Weather update: still dreary out here. Cloudy with a chance of nonsense. These October rains won’t seem to let up. Now there’s this drizzle that can’t make up its mind. Shall I escalate into a downpour? Or shall I stay tentative, linger till the sun reemerges from its own vortex? Who cares? How can I stay grumpy when Alice Munro has won the Nobel Prize in Literature? Jhumpa Lahiri, Lorrie Moore, Michael Ondaatje, and so many others are paying tribute to “a master of the contemporary short story.” Suddenly, life is good again; the world makes sense. Drizzle all you want; I’ve got Munro on my mind.

In her introduction to Selected Stories, Ms. Munro says she used to get so frustrated while drafting her endings that “often I would decide to give up on [the story].” Ironically, when she’s about to abandon the story, that’s when it begins to take shape or find its way to a satisfying conclusion:

I can’t ever be sure this [turnaround] will happen, and there are bad times, though I should be used to them. I’m no good at letting go, I am thrifty and tenacious now, no spendthrift and addict of fresh starts as in my youth. I go around glum and preoccupied, trying to think of ways to fix the problem. Usually the right way pops up in the middle of this.

A big relief, then. Renewed energy. Resurrection.

Thank you, Ms. Munro. I, too, had been skeptical about those turnarounds, fresh starts, and preposterous adventures. I felt I was getting too old for those things. My eyes were not going to open again to such possibilities. Ah—but they were. They were.

Stray sentences

“… I was not despondent. I had made a desperate change in my life, and in spite of the regrets I suffered every day, I was proud of that. I felt as if I had finally come out into the world in a new, true skin. Sitting at the desk, I made a cup of coffee or of thin red soup last an hour, clasping my hands around the cup while there was still any warmth to be got from it. I read, but without purpose or involvement. I read stray sentences from the books that I had always meant to read. Often these sentences seemed so satisfying to me, or so elusive and lovely, that I could not help abandoning all the surrounding words and giving myself up to a peculiar state. I was alert and dreamy, closed off from all particular people but conscious all the time of the city itself—which seemed a strange place.”

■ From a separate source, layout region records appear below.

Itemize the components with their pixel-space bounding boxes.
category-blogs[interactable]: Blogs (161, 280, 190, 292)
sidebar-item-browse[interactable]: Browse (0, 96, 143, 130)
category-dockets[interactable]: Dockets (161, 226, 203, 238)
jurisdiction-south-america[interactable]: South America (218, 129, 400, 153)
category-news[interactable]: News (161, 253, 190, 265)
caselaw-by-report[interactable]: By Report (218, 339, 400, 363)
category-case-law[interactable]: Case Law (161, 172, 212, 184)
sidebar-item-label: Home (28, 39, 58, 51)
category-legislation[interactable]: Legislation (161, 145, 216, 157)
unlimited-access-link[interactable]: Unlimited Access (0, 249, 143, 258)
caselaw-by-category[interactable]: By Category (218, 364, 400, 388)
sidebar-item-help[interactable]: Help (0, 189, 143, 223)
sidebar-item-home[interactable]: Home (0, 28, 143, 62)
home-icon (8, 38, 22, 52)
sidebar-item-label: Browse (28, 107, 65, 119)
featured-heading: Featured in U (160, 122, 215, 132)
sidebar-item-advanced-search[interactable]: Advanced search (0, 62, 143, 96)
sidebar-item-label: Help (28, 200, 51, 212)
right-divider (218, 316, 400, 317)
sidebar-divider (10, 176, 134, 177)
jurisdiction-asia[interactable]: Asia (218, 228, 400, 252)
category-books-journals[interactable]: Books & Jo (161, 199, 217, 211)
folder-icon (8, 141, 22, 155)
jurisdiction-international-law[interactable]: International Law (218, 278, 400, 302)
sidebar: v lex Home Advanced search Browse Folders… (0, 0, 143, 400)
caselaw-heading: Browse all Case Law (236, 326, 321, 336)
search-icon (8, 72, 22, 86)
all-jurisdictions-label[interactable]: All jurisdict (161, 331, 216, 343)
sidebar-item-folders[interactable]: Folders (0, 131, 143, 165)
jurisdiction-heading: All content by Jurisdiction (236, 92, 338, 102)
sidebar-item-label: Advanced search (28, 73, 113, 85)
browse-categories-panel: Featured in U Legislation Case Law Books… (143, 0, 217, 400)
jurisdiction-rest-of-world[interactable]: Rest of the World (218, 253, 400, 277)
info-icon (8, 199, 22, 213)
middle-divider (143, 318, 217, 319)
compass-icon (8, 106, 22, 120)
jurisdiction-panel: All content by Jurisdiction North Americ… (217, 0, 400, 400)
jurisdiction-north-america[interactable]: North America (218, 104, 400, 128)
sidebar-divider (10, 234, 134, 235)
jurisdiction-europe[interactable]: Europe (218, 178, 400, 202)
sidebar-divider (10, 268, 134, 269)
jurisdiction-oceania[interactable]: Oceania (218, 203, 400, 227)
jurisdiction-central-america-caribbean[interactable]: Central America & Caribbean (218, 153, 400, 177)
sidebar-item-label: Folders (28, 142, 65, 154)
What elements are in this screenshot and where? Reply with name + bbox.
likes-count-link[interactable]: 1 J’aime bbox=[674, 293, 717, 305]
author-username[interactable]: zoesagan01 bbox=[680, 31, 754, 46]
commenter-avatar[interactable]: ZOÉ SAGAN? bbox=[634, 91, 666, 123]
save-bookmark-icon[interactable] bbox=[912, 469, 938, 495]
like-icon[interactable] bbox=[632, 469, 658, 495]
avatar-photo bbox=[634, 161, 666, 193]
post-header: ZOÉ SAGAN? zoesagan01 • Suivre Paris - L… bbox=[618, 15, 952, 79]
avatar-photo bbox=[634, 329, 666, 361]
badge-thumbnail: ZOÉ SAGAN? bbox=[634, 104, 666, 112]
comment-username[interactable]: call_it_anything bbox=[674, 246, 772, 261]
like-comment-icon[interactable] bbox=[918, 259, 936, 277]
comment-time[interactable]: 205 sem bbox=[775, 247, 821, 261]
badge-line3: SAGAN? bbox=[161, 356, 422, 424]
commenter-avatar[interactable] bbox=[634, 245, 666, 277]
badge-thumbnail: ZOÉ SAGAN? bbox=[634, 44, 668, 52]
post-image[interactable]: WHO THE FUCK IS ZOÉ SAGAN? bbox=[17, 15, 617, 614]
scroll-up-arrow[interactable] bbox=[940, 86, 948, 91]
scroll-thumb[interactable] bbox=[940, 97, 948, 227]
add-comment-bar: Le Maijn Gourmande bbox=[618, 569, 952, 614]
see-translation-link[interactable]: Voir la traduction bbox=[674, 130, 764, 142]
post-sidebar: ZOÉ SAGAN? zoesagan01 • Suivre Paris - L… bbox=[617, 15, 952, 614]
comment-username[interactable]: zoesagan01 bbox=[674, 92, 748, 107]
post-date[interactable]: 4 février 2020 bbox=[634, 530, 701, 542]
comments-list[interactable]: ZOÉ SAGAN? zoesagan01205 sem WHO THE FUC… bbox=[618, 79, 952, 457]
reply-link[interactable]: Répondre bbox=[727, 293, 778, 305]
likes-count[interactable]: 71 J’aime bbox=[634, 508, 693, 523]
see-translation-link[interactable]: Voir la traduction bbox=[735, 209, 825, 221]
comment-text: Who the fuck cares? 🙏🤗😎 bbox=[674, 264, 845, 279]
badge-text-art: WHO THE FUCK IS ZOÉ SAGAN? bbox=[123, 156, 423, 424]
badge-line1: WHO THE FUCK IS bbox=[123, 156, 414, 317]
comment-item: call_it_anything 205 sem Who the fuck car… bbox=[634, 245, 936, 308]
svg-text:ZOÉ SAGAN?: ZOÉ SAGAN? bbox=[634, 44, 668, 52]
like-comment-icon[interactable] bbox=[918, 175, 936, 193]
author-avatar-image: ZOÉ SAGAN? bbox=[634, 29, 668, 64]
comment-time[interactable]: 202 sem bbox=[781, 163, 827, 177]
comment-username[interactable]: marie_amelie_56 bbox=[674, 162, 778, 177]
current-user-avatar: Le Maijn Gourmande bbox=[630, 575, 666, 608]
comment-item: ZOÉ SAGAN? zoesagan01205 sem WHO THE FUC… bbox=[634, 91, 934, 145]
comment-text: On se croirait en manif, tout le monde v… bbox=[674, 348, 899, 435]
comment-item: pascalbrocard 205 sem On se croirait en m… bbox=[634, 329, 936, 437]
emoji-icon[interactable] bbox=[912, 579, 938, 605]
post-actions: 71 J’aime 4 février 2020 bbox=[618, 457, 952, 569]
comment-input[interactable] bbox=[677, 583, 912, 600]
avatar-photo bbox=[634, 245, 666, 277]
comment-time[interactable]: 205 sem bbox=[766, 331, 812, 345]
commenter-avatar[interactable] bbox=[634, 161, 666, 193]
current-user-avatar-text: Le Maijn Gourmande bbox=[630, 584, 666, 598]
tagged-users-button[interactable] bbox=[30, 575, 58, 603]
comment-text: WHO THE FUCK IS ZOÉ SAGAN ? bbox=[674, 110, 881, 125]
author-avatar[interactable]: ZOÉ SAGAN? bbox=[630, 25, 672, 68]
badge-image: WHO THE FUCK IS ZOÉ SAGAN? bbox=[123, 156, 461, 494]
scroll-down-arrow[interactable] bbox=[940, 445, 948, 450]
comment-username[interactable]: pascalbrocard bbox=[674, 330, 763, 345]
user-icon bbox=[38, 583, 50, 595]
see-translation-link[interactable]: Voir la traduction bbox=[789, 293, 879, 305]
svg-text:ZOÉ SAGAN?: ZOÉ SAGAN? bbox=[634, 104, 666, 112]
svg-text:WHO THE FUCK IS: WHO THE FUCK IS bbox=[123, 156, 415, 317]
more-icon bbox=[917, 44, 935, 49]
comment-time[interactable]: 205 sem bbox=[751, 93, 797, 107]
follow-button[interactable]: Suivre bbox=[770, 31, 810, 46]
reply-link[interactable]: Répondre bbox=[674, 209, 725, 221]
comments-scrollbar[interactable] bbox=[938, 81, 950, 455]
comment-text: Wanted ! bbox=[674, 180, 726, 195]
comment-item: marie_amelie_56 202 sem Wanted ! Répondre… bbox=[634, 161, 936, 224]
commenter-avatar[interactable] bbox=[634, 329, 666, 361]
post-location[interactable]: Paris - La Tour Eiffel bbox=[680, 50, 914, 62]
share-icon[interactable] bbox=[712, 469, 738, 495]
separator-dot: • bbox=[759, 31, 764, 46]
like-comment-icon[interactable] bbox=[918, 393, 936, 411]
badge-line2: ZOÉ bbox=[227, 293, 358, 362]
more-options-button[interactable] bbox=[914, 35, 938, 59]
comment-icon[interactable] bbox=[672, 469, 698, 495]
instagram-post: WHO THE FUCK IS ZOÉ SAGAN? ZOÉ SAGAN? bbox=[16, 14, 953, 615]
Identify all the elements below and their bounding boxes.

Alice Munro, from “The Albanian Virgin,” in Selected Stories (Penguin Books, 1998)

(Photograph by dabacahin.)

Laura Miller on Alice Munro: “The breath of life”

… The short story form (in prospect, at least) has never appealed to me, and after a dire childhood encounter with “Little Women” — foisted on me by female relatives — I developed a lifelong resistance to fiction in which, as my teenage self once put it, “people just sit around thinking about how they feel about their relatives.”

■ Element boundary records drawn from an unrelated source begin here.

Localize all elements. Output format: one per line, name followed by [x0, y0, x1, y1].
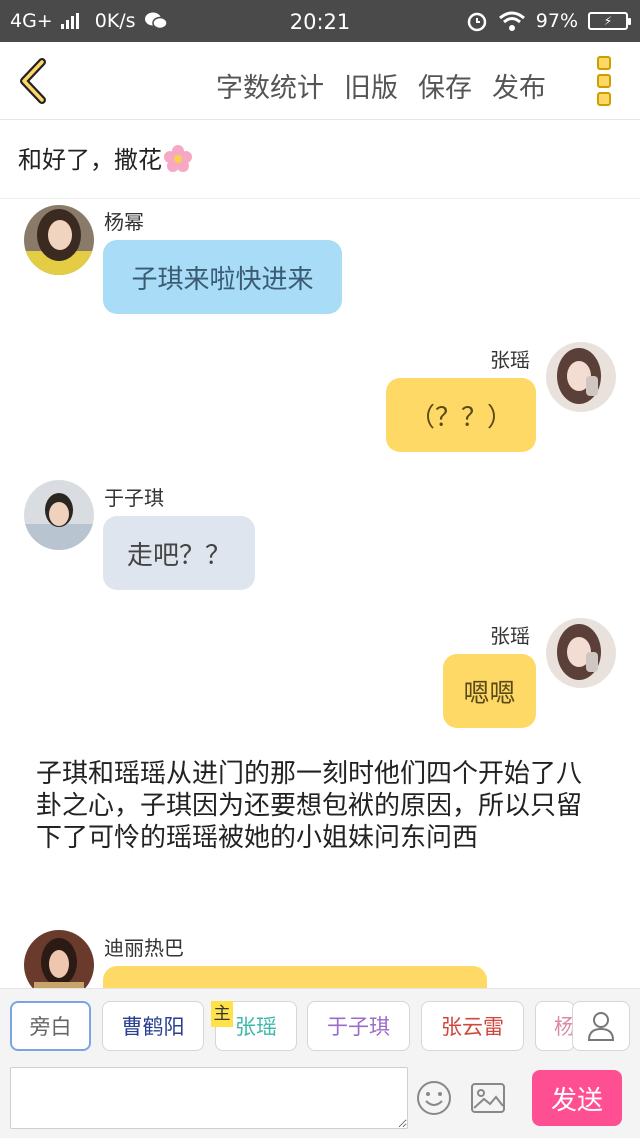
message-text: 嗯嗯	[463, 678, 516, 709]
send-button[interactable]: 发送	[532, 1070, 622, 1126]
speaker-name: 迪丽热巴	[104, 936, 184, 960]
message-text: 走吧？？	[126, 540, 231, 571]
message-bubble[interactable]: 嗯嗯	[443, 654, 536, 728]
main-character-badge: 主	[211, 1001, 233, 1027]
role-chip[interactable]: 于子琪	[307, 1001, 410, 1051]
image-icon[interactable]	[470, 1082, 506, 1114]
editor-toolbar: 字数统计 旧版 保存 发布	[0, 42, 640, 120]
battery-icon: ⚡	[588, 12, 631, 30]
battery-percent: 97%	[535, 10, 578, 32]
speaker-name: 于子琪	[104, 486, 164, 510]
add-role-button[interactable]	[572, 1001, 630, 1051]
avatar[interactable]	[24, 480, 94, 550]
message-bubble[interactable]: 子琪来啦快进来	[103, 240, 342, 314]
message-bubble[interactable]: （？？）	[386, 378, 536, 452]
role-label: 张瑶	[235, 1015, 277, 1039]
word-count-button[interactable]: 字数统计	[216, 66, 324, 105]
emoji-icon[interactable]	[416, 1080, 452, 1116]
avatar[interactable]	[546, 618, 616, 688]
role-chip[interactable]: 曹鹤阳	[102, 1001, 204, 1051]
avatar[interactable]	[24, 205, 94, 275]
more-icon[interactable]	[597, 56, 613, 106]
save-button[interactable]: 保存	[418, 66, 472, 105]
flower-icon	[164, 145, 192, 172]
speaker-name: 张瑶	[490, 348, 530, 372]
chapter-title[interactable]: 和好了，撒花	[0, 121, 640, 199]
message-bubble[interactable]	[103, 966, 487, 988]
role-label: 曹鹤阳	[121, 1015, 185, 1039]
chapter-title-text: 和好了，撒花	[18, 146, 162, 174]
role-label: 旁白	[29, 1015, 72, 1039]
avatar[interactable]	[24, 930, 94, 988]
message-input[interactable]	[10, 1067, 408, 1129]
role-label: 张云雷	[441, 1015, 504, 1039]
role-chip[interactable]: 张云雷	[421, 1001, 524, 1051]
role-selector: 旁白 曹鹤阳 张瑶 主 于子琪 张云雷 杨	[0, 988, 640, 1064]
message-text: （？？）	[408, 402, 513, 433]
wifi-icon	[498, 11, 525, 31]
status-bar: 4G+ 0K/s 20:21 97% ⚡	[0, 0, 640, 42]
speaker-name: 张瑶	[490, 624, 530, 648]
chat-area[interactable]: 杨幂 子琪来啦快进来 张瑶 （？？） 于子琪 走吧？？ 张瑶 嗯嗯 子琪和瑶瑶从…	[0, 200, 640, 988]
role-label: 于子琪	[327, 1015, 390, 1039]
input-bar: 发送	[0, 1064, 640, 1138]
publish-button[interactable]: 发布	[492, 66, 546, 105]
status-right: 97% ⚡	[466, 10, 631, 32]
speaker-name: 杨幂	[104, 210, 144, 234]
toolbar-actions: 字数统计 旧版 保存 发布	[216, 66, 546, 105]
old-version-button[interactable]: 旧版	[344, 66, 398, 105]
message-bubble[interactable]: 走吧？？	[103, 516, 255, 590]
back-icon[interactable]	[16, 58, 56, 104]
role-chip[interactable]: 杨	[535, 1001, 575, 1051]
role-chip-narrator[interactable]: 旁白	[10, 1001, 91, 1051]
narration-text[interactable]: 子琪和瑶瑶从进门的那一刻时他们四个开始了八卦之心，子琪因为还要想包袱的原因，所以…	[36, 758, 606, 854]
alarm-icon	[467, 12, 487, 32]
user-icon	[587, 1012, 615, 1041]
avatar[interactable]	[546, 342, 616, 412]
message-text: 子琪来啦快进来	[131, 264, 314, 295]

But, if we’re lucky, we grow up and learn to reconsider our prejudices. One day, a little over a decade ago, I picked up a copy of “Hateship, Friendship, Courtship, Loveship, Marriage,” figuring I ought to at least try to expand my readerly horizons. I read it. I got it. And here is the review if you’d like a deeper explanation of what I had to say about it back then.

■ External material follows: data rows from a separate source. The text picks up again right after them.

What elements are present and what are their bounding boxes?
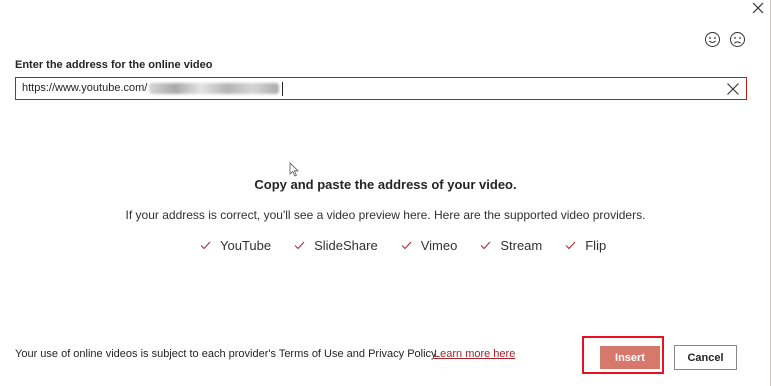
smile-icon[interactable] [704, 31, 721, 48]
check-icon [200, 241, 211, 250]
check-icon [401, 241, 412, 250]
provider-slideshare: SlideShare [294, 238, 378, 253]
learn-more-link[interactable]: Learn more here [434, 348, 515, 360]
provider-label: Vimeo [420, 238, 458, 253]
provider-label: YouTube [220, 238, 272, 253]
provider-vimeo: Vimeo [401, 238, 458, 253]
provider-label: Stream [500, 238, 543, 253]
provider-list: YouTube SlideShare Vimeo Stream Flip [200, 238, 629, 253]
provider-stream: Stream [480, 238, 542, 253]
frown-icon[interactable] [729, 31, 746, 48]
text-caret [282, 82, 283, 96]
redacted-url-segment [149, 83, 279, 94]
check-icon [565, 241, 576, 250]
provider-label: SlideShare [314, 238, 378, 253]
url-input-value: https://www.youtube.com/ [22, 82, 148, 94]
url-input[interactable]: https://www.youtube.com/ [15, 77, 747, 100]
preview-description: If your address is correct, you'll see a… [125, 208, 646, 222]
check-icon [294, 241, 305, 250]
cancel-button[interactable]: Cancel [674, 345, 737, 370]
check-icon [480, 241, 491, 250]
clear-icon[interactable] [726, 82, 740, 96]
provider-flip: Flip [565, 238, 606, 253]
url-field-label: Enter the address for the online video [15, 59, 213, 71]
provider-youtube: YouTube [200, 238, 271, 253]
preview-heading: Copy and paste the address of your video… [254, 177, 517, 192]
provider-label: Flip [585, 238, 607, 253]
close-icon[interactable] [750, 0, 766, 16]
terms-notice: Your use of online videos is subject to … [15, 348, 439, 360]
insert-button[interactable]: Insert [600, 346, 660, 369]
mouse-cursor-icon [289, 162, 299, 177]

While I might still prefer fat novels set on a broader stage and teeming with ideas and adventures, in Munro’s stories I found the breath of life, but more than that: the feeling of having lived through her characters rather than just being entertained or enlightened by them. Her work transmitted to me the resonance of age — what’s commonly referred to as its wisdom — without requiring that I actually be old to apprehend it. The writers capable of doing this are vanishingly rare; one of them is Chekhov, and the rest you can probably count on one hand.

[ … ]

… I will tell you this, as a fellow skeptic: If, when you read about Munro, your first thought is “Yeah, right: That’s definitely not for me,” please do think again. If you are only ever going to give this genre of fiction one try, she’s the author to pick: I recommend both “Hateship, Friendship, Courtship, Loveship, Marriage” and “Friend of My Youth” (which I have since read — Thanks, Mary, and sorry I was such an ass about it). If those books do not move you, then you can return to your well-worn readerly groove in perfect confidence that your tastes are really as limited as you assumed. And the loss will be nobody’s but your own.